Mario Draghi’s speech this week contained more of the same, leaving the euro somewhat in limbo, although still maintaining a relative strong position.
The US dollar started the week with a mixed bag of statistics and didn’t quite fulfil its potential. Jobs data were better than expected, inasmuch as nonfarm payrolls were 36k above forecast when revisions to earlier months were taken into account. But the monthly figure for October fell 50k short of target and wage growth slowed from 2.8% to 2.4%. The elections mid-week provided a string of successes for the Democrats, but the markets seemed largely unmoved, perhaps having anticipated a shift in mood as the Mueller investigation rumbles on.
The Canadian dollar finished well last week despite less than stellar statistics. Unemployment ticked up from 6.2% to 6.3% but the net gain of 35k jobs in October was twice as big as expected. A speech from the Bank of Canada’s Stephen Poloz early in the week had little to no impact.

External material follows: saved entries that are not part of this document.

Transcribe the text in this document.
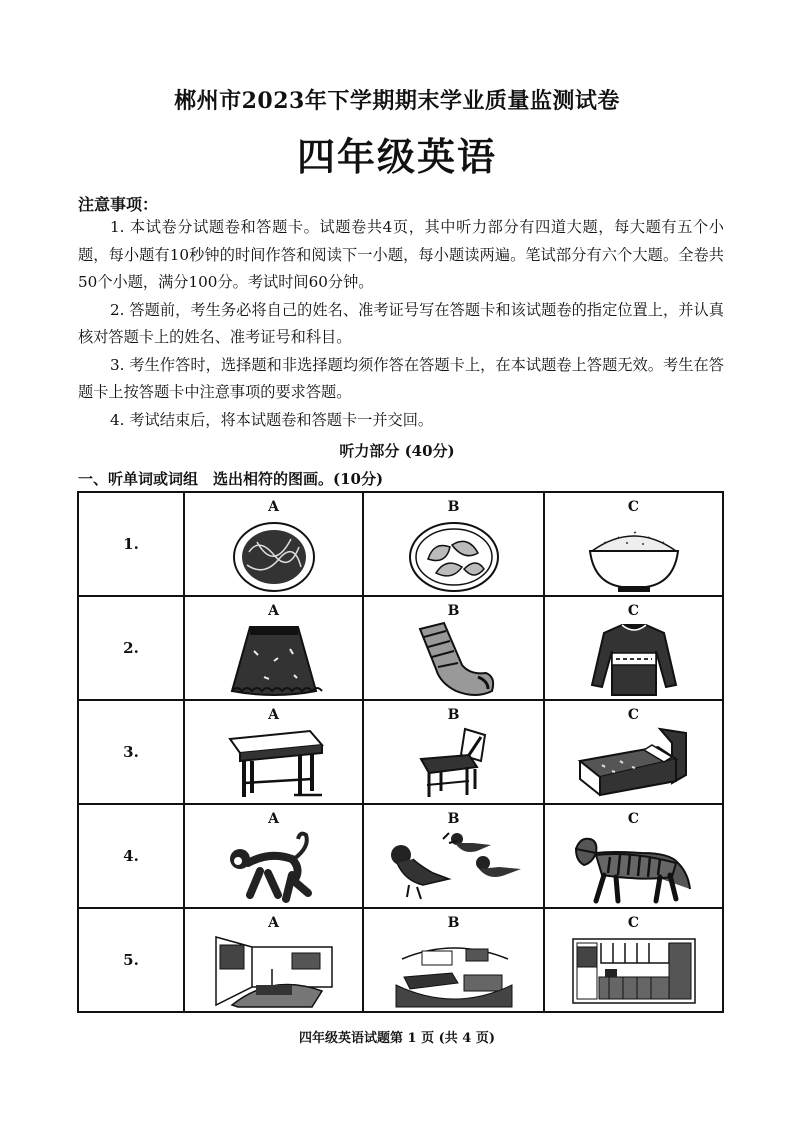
郴州市2023年下学期期末学业质量监测试卷
四年级英语
注意事项：

1. 本试卷分试题卷和答题卡。试题卷共4页，其中听力部分有四道大题，每大题有五个小题，每小题有10秒钟的时间作答和阅读下一小题，每小题读两遍。笔试部分有六个大题。全卷共50个小题，满分100分。考试时间60分钟。

2. 答题前，考生务必将自己的姓名、准考证号写在答题卡和该试题卷的指定位置上，并认真核对答题卡上的姓名、准考证号和科目。

3. 考生作答时，选择题和非选择题均须作答在答题卡上，在本试题卷上答题无效。考生在答题卡上按答题卡中注意事项的要求答题。

4. 考试结束后，将本试题卷和答题卡一并交回。

听力部分 (40分)
一、听单词或词组　选出相符的图画。(10分)
1.	A	B	C

2.	A	B	C

3.	A	B	C

4.	A	B	C

5.	A	B	C
四年级英语试题第 1 页 (共 4 页)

Down under, the Reserve Bank of Australia kept its Cash Rate benchmark steady at 1.5%. Previous comments by the RBA had lead investors to anticipate this state of affairs, which has been in effect since August last year. Despite a nod to the strong currency, no action was taken and the statement was nothing investors hadn’t heard before. Meanwhile, in New Zealand, the kiwi dollar started the week well thanks to the higher oil price, which is said to reflect well on milk prices, although the statistics this week did not bear this out. However, the NZ dollar suffered only a brief setback as a result of the -3.5% fortnightly fall in milk prices. The Reserve Bank of New Zealand followed its Antipodean neighbour and kept its Official Cash Rate at 1.75%, where it has sat since November last year.